Art of the Chalukyas on Badami, Pattadakal, Aihole and Alampur

 Art of the Chalukyas on Badami, Pattadakal, Aihole and Alampur

Shiva sculpture, Cave 1, Badami. Pic by Benoy K Behl

Bonoy K Behl

From the 1st century onwards in India, the human form became the main embodiment of philosophic concepts. These exquisite forms were made to move us and to transport us beyond our worldly concerns, to that which was more important. Temples were conceived as homes for the deity: where the formless eternal takes on a shape to give ‘darshan’ to the devotee. Darshan is the transfer of grace which occurs when we look upon the beauty and harmony of the divine.

Many temples were made in the Gupta period, from the 4th to the 6th centuries CE. However, most were made of brick and have not survived.

The earliest large body of well-preserved temples is of the period of the Early Chalukyas from the 6th to the 8th centuries.

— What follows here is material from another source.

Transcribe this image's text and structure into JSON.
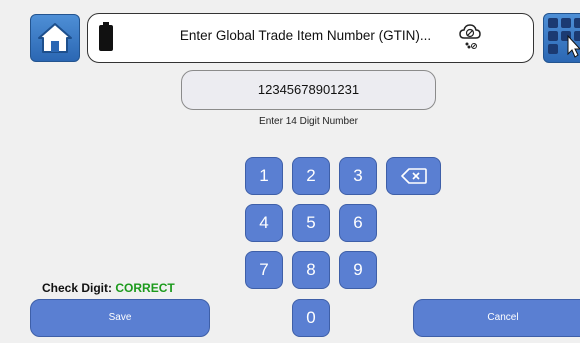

These were made near the banks of the Malaprabha River in present-day Karnataka and on the Tungabhadra in Andhra Pradesh.

The Chalukyas rose to power in the mid 6th century and made their capital at Badami.

The red sandstone cliffs of Badami offered a spectacular setting for the excavation of four caves, three Hindu and one Jaina. The largest and most impressive of these is Cave 3, dedicated to Vishnu. An inscription next to a Varaha depiction states that the cave was dedicated in CE 578 by Mangalesa, a brother of King Kirtivarman.

Cave 1 is dedicated to Shiva and is also of the mid 5th century. Projections of the rock face, at right angles to the front of the cave continue the sculptural programme. To the right of the entrance is a magnificent depiction of the Nataraja, Shiva in the cosmic dance. We see here the movement and the multiplicity of the world of creation, yet all held together in the great harmony of the natural order.

The region of the Malaprabha River in the Deccan was a meeting place of the styles of temple building which were developing in north and south India. While temples of other regions have been lost, examples are preserved here because little or no building has taken place in later times.

Aihole is today a small village, in a remote part of Karnataka state. Many of the temples here were used until recently as houses or cattle sheds and are known by the names of their former owners. For instance, the temple of Lad Khan, which was probably built around the end of the 6th century. An inscription states that is was dedicated to Durga.

The Durga temple, most probably of the early 8th century, is apsidal in form. The shape is perennial, though not very common in Indian monuments.

Parts of present-day Andhra Pradesh state had come under the control of the Chalukyas in the 7th century. Here at Alampur are nine temples, called Newa Brahma temples in a later 16th century inscription. These were made at the end of the 7th or the early 8th century. Eight of these are made in the Nagara or northern style.

These are among the finest temples of the Chalukyan period and the most beautiful of them is the Svarga Brahma, constructed in the end of the 7th century in honour of a Queen, by her son.

The temples of Pattadakkal are on the Malaprabha River, a few kilometres from Aihole. These mark the return of Chalukya temple patronage to Karnataka, after several years of activity in the Andhra Pradesh region. The first great temple here is the Galagnatha, which is in the northern style and is similar to the Alampur temples.

It is in the Virupaksha temple that we encounter the full glory of art under the Early Chalukyas. The temple was built in 735 CE by Lokeshwari, a Queen of King Vikramaditya II, to celebrate his victory over the Pallavas of Kanchipuram. It was probably modelled after the Kailashanatha temple at Kanchipuram, which had greatly impressed the king. The Virupaksha would also have served as the model for the Kailashanatha temple built at Ellora by the Rashtrakutas, who succeeded the Chalukyas.

The Virupaksha along with the Kailashanatha at Kanchipuram was probably the largest and most ornate temple in India at that time. The structures are all made of the local red sandstone and elaborately carved.

By the period of the Early Chalukyas in the Deccan, the Indian temple was fully developed. On its outer walls and in the sacred interior were depictions of great beauty and grace. In Indian thought, the moment of the aesthetic experience is considered to be akin to Brahmananda, or the final bliss of salvation itself. When we respond to the grace of creation presented to us in art, we come out of ourselves and experience a greater reality.